Most BAs wouldn’t use a tool that’s 72 years old in any other part of their role.
So why are we still defaulting to it for ideation?
He’ll be talking about:
How to think differently with Freaky Thinking
Why killer questions sit in the “Important but Not Urgent” quadrant of the Eisenhower Matrix
And how you can be the BA who transforms meetings from time-wasters into value generators
⚡️Final Thought: Be the BA Who Changes the Question
Chris left us with a challenge. One that you might want to try tomorrow:
For 24 hours, refuse to answer any question that already has an obvious answer.
And if someone asks you one? Respond with:
“Do you have a better question we should be asking?”

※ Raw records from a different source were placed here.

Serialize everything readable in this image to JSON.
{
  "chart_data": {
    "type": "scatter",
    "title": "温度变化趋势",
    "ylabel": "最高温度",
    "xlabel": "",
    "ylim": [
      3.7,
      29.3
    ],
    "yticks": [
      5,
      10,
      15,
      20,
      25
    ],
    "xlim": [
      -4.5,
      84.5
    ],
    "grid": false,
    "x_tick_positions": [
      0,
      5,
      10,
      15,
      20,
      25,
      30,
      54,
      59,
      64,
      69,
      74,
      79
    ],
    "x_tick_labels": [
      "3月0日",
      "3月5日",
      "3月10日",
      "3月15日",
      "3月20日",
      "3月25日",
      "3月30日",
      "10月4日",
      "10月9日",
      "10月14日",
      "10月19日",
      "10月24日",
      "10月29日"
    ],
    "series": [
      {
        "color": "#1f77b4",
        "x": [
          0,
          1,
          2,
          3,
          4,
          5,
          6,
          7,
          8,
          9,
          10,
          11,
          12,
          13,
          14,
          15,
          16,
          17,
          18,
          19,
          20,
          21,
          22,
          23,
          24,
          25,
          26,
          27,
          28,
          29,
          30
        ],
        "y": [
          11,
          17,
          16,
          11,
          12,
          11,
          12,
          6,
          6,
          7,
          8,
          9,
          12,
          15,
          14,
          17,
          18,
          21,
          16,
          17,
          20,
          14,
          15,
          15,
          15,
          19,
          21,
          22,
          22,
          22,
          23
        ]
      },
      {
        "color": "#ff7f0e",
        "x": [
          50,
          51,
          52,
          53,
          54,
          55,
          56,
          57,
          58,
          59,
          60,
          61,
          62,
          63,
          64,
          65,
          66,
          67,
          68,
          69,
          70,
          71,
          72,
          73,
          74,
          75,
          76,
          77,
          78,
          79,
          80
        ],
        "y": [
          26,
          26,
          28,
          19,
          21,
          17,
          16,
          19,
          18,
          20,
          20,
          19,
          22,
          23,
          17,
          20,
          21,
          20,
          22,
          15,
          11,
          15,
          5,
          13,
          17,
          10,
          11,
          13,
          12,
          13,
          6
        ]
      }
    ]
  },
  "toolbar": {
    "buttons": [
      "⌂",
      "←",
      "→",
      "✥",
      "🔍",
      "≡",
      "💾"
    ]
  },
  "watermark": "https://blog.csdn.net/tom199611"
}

You might be surprised at what happens.
Guest: Chris Thomason
Chris Thomason is the founder of Ingenious Growth and a Chartered Mechanical Engineer with a truly global and eclectic business background, having lived and worked across the UK, Africa, and Australia. From turning around a failing manufacturing company into a market leader, to helping major corporates like HSBC, Toyota, and Vodafone unlock millions in revenue through innovative thinking, Chris has consistently applied what he calls “business creativity” to solve complex challenges. His unconventional journey—from deep-level gold mining in South Africa to writing award-nominated business books—has shaped a unique perspective on growth, rooted in asking better questions rather than chasing quick answers. With a track record that includes civil war zones, platinum mines, and boardrooms alike, Chris now helps organisations think differently and thrive through the structured creative approaches of Ingenious Growth.